The Jamestown opioid center, which opened last year, is expected to pay off its construction costs in 5 to 10 years. The tribe has already begun plans for a 16-bed mental evaluation and treatment hospital after receiving $26 million in funding from the state.

This model suggests that healthcare could become a major business for US tribal nations.

For now, however, opioid treatment has been more rapidly being embraced.

As an employee and as a client at these clinics, I don’t think you can get any better, said Dawn Lee, a substance use disorder practitioner who runs a small consultancy. I have a couple of non-tribal clinics right now and their reimbursement rate is really low. So it’s really hard to keep suppliers and keep staff.

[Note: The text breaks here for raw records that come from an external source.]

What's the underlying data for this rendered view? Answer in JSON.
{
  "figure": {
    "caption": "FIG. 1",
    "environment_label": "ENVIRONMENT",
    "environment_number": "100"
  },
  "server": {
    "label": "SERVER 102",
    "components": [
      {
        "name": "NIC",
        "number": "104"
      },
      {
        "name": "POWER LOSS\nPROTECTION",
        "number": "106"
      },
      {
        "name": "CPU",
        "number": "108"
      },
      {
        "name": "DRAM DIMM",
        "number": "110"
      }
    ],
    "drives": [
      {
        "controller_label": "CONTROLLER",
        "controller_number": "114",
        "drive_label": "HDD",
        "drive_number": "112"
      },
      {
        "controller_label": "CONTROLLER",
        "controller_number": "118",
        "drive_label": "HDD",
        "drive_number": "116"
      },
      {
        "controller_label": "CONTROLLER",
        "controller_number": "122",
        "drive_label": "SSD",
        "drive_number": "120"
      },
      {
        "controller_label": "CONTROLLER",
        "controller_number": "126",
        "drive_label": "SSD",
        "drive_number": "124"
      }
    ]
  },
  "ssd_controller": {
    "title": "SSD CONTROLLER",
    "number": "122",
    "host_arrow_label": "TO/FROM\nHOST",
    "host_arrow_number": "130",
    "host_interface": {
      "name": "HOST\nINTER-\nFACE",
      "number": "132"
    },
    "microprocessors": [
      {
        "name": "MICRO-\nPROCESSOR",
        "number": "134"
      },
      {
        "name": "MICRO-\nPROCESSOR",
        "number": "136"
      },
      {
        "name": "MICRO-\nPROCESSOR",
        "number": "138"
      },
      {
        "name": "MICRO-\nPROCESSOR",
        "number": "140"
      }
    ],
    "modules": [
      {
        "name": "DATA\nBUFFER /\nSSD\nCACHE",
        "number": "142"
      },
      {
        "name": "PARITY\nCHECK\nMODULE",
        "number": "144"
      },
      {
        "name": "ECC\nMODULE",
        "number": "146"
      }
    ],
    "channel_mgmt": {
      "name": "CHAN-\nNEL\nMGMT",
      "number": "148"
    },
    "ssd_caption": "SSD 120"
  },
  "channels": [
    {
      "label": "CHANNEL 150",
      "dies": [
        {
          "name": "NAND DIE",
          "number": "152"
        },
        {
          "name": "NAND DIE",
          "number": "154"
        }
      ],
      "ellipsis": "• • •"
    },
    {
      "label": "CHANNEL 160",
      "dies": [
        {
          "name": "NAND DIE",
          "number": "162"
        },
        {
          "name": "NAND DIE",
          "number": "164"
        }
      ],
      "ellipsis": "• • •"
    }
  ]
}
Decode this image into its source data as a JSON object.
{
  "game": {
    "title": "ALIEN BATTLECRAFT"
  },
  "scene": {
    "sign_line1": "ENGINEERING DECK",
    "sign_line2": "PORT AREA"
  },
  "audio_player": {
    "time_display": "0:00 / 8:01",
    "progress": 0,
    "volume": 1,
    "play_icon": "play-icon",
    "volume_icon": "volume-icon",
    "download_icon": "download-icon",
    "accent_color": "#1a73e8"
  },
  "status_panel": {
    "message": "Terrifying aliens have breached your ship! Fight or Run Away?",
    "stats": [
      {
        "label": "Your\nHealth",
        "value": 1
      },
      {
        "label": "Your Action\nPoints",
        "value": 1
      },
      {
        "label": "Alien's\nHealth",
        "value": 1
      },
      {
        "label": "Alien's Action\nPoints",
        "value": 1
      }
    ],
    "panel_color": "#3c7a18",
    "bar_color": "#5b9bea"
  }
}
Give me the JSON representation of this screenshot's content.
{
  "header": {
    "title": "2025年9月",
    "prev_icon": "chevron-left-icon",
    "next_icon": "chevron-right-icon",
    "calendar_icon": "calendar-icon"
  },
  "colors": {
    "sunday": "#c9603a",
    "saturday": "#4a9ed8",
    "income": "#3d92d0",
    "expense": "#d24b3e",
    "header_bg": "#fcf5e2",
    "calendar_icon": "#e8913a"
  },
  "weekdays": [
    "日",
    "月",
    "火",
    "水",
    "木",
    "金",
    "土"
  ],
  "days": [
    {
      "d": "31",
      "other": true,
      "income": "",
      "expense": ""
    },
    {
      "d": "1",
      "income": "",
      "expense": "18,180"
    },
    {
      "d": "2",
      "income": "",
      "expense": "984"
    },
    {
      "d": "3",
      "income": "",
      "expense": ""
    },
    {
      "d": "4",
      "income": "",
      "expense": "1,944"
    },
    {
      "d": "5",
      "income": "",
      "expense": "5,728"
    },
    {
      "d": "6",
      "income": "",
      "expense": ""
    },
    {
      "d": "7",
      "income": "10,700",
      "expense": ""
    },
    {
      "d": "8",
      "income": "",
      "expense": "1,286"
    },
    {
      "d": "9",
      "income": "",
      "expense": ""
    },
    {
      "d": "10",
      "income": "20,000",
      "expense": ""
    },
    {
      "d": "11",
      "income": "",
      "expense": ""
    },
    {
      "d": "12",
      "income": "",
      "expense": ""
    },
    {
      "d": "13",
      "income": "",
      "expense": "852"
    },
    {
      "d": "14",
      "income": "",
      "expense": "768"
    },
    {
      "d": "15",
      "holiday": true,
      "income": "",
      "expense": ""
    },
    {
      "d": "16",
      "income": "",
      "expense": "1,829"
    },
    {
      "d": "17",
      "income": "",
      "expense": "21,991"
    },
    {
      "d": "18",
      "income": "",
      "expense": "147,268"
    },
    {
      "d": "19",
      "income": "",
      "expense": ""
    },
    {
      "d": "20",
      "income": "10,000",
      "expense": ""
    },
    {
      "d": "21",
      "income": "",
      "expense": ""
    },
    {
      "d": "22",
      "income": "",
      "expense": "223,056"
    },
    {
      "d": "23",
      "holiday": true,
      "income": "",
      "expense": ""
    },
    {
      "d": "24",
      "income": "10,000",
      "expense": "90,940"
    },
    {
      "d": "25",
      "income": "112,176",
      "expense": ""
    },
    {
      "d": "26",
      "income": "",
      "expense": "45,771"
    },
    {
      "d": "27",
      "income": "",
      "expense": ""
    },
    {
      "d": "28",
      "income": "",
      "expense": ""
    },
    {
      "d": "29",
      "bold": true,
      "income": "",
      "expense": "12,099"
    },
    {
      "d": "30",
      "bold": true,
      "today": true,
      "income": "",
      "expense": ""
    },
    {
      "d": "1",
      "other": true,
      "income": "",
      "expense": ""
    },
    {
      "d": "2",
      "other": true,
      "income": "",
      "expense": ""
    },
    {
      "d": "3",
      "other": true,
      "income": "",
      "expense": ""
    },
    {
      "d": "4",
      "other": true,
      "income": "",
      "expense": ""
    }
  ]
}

Not so with the tribes, who kept adding services. A new tribal clinic provides kennels for dogs. Security personnel are trained to know each patient by name. Providing multiple services under one roof means patients don’t wait around for treatment and don’t get lost between appointments in different locations.

Hurdles remain, particularly in securing regulatory approvals. The Jamestown project was built only after a costly court battle against local opponents who argued the opioid center would bring a surge of drug addicts into their community.

But tribal healing centers tend to be located away from major population centers, which has been a boon for the state. Our biggest drive right now is finding ways to reach more rural communities, said Misty Challinor, president of Washington State Opioid Treatment Providers, an industry group.

What isn’t clear is how well those tribe-run treatment centers work. Most are too new to generate reliable statistics, and fentanyl’s ubiquity has created a worsening scenario. Last year, Washington state measured a 17 percent increase in opioid-related deaths.

The didgli clinic, however, has counted only one overdose client in the past two years, and members of the Swinomish tribe say the difference is tangible.

Compared to the past, we attend nearly as many funerals for opioid overdoses, Wilbur said.

It’s almost rare now, Mr. John added.